The second half began with a very interesting and equally rare work, a very late set of songs (Op. 154, from 1856) by the virtuoso violinist and composer Louis Spohr (1784-1859), Romantic in style, but with an unusual violin obligato in tandem with the voice. The vocal part is basically unadorned, and straightforward, but the violin, which must have been written with Spohr’s own abilities in mind, is excruciatingly difficult and florid, particularly if one considers that it must be subordinated to the vocal part. Martin seemed entirely at home in this literature, with warmth of tone and expression, and a simply lovely ppp in the closing “Abendstille.”

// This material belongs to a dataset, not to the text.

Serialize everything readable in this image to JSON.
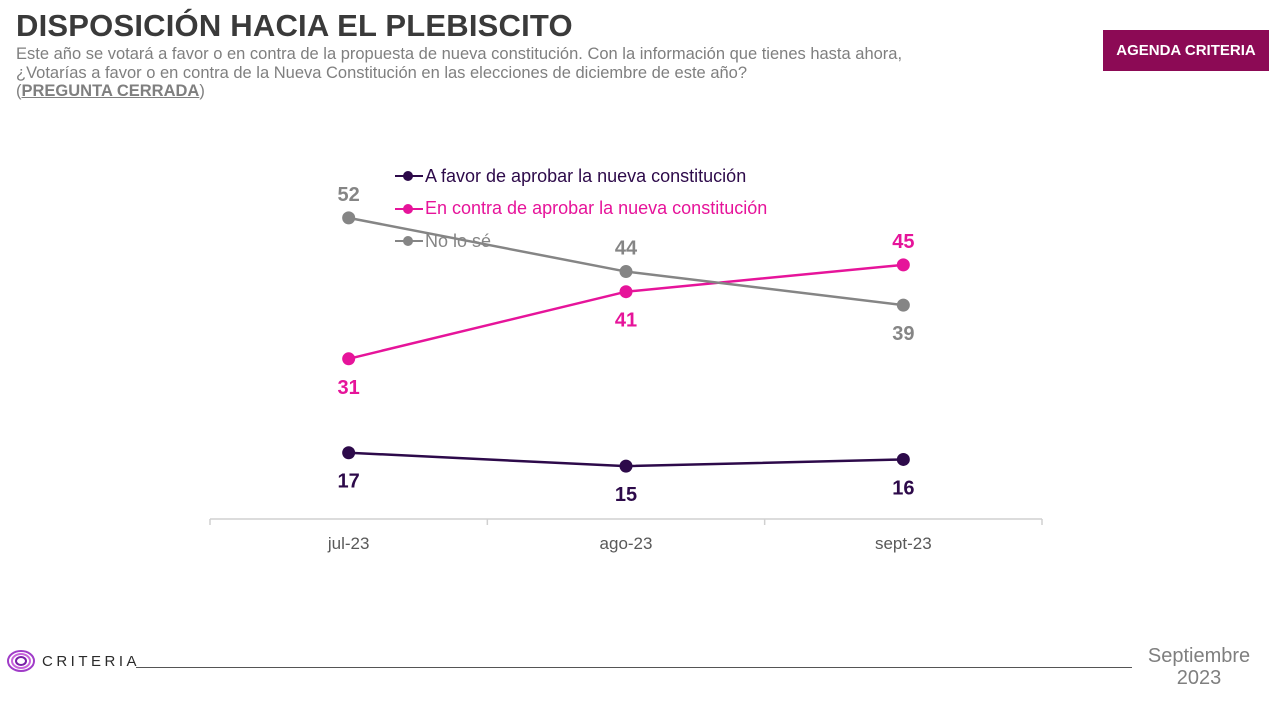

After a fascinating period arrangement of Debussy for violin and piano (the “Printemps Paraphrase,” arranged from a choral original by Jacques Durand), the evening concluded with three highly emotional late Romantic works, the “Song of the Watchman” by Joaquin Nin, “Violins in the Night” by Saint-Saëns (with an overheated poem by Madame La Comtesse de Noailles), and an opera excerpt from Offenbach’s Tales of Hoffmann, in which Martin unleashed her operatic-size voice for the first time. All in all, a scintillating and stimulating musical performance.

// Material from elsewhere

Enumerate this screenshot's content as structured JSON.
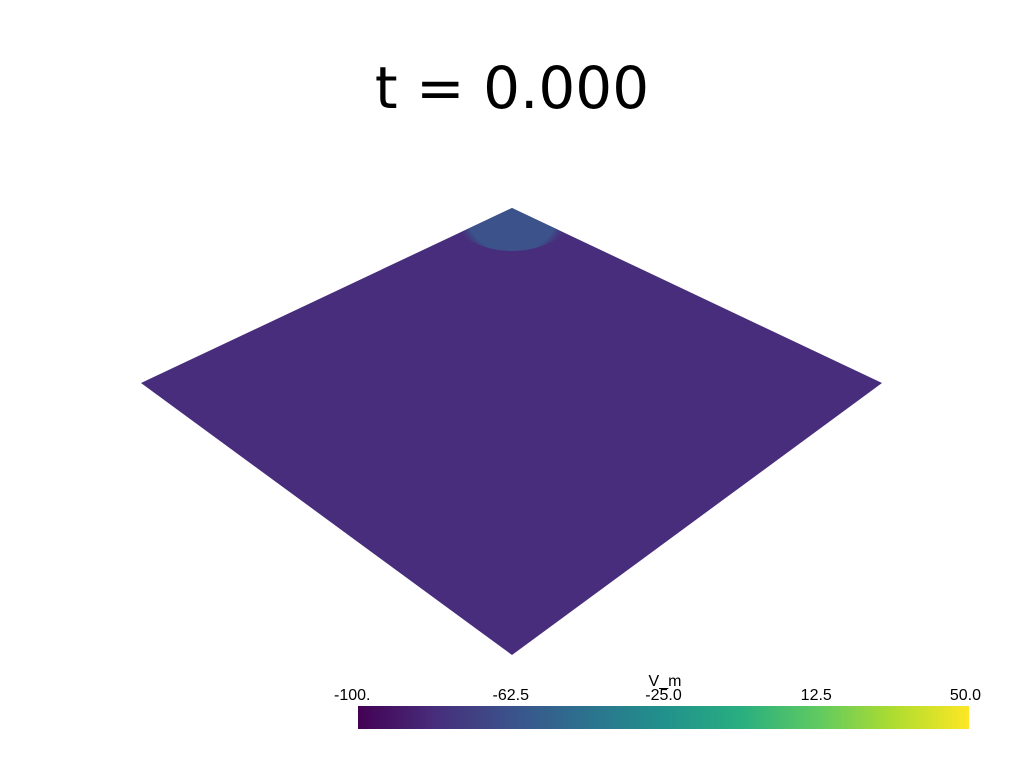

I cannot conclude without mentioning that the evening included cool drinks on the porch, pre-concert, a wine-tasting at the interval, and coffee and sweets afterwards, all in the ambience of a beautifully-restored Victorian residence. If you live in Greenville, I hope you are a regular at these events; if you live elsewhere in the eastern part of our state, you owe it to yourself to make the trip down (or up) highway 264 to the Music House.